The new cooperation would be a team-up of the second and fifth largest container shipping firms in the world by freight hauled, according to maritime consultancy Clarkson Research, and will comprise a fleet pool of roughly 290 vessels with a combined capacity of 3.4 million containers.
Additionally, the cooperation will comprise a fleet pool of around 290 vessels with a combined capacity of 3.4 million 20-foot equivalent container units (TEUs); Maersk will deploy 60 percent and Hapag-Lloyd 40 percent. Maersk’s total fleet is comprised of 677 vessels, according to Alphaliner data, while Hapag-Lloyd owns 269 ships.
Gemini will cover seven trade lanes: Asia to the U.S. West Coast; Asia to the U.S. East Coast; Asia to the Middle East; Asia to the Mediterranean; Asia to the North Europe; Middle East to India/Europe and trans-Atlantic.
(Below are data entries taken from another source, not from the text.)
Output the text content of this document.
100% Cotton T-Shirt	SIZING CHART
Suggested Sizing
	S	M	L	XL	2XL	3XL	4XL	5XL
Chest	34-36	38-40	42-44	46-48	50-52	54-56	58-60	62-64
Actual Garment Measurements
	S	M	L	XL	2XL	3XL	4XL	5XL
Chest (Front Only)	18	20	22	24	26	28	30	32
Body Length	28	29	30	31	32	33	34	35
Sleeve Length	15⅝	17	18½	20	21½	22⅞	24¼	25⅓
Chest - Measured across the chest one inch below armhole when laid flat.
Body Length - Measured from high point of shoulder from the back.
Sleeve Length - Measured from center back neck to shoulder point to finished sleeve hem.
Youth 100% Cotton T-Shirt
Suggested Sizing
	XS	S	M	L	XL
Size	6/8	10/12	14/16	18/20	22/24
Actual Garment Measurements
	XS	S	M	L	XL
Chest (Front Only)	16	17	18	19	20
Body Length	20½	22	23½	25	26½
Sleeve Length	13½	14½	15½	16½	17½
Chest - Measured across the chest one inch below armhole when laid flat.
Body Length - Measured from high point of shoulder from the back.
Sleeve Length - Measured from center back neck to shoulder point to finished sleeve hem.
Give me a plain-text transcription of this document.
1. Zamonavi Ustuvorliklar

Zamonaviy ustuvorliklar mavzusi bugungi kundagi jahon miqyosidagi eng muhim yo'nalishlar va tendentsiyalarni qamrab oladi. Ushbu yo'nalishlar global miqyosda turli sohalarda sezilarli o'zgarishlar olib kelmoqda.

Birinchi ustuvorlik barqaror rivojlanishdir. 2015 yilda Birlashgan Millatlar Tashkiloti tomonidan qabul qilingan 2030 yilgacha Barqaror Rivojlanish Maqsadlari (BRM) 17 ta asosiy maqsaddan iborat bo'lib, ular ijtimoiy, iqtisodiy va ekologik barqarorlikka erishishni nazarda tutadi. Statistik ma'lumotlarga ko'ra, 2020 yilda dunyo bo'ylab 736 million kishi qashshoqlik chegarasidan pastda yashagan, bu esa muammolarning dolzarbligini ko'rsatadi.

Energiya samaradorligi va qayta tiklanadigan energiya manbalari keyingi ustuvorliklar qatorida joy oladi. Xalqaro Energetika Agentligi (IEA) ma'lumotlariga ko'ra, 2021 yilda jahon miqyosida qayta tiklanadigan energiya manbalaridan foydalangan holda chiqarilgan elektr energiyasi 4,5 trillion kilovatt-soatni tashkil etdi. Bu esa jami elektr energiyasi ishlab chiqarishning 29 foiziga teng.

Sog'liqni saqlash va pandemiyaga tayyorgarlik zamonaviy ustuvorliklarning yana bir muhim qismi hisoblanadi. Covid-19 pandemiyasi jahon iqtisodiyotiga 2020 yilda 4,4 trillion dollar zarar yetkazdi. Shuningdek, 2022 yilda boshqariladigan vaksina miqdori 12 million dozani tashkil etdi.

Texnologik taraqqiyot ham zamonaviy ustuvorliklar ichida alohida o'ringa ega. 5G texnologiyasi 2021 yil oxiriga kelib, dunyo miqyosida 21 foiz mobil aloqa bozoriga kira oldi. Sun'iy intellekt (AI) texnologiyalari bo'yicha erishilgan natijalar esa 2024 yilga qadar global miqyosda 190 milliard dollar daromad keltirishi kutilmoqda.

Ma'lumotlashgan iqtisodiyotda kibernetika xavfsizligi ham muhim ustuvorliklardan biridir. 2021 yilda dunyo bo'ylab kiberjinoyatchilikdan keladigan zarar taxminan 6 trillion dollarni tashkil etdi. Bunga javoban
In total, Gemini will comprise 26 mainline ocean services across the trade lanes, which will be complemented by dedicated land shuttle services. Under the partnership, 14 shuttle services in Europe, 13 in Asia, four in the Middle East and one in the Gulf of Mexico, will help transport containers between transshipment hubs and ports.
Maersk and Hapag-Lloyd will plan the transition from their current alliances to the new operational cooperation throughout 2024. The ocean carriers said service to customers will continue along the existing agreements.
The end of the 2M alliance and Hapag-Lloyd’s exit from THE Alliance leaves ONE, HMM and Yang Ming stranded. That network now takes up 11.6 percent of total market share in global container shipping, according to Alphaliner. That share is dwarfed by Gemini (21.5 percent market share), MSC (19.8 percent) and the Ocean Alliance, which consists of CMA CGM, Cosco and Evergreen (29.3 percent).
“The pressure is then on these three carriers to either lure a new partner out from Ocean Alliance or reinvent a new service concept,” said Lars Jensen, CEO of container shipping consultancy Vespucci Maritime, in a LinkedIn post.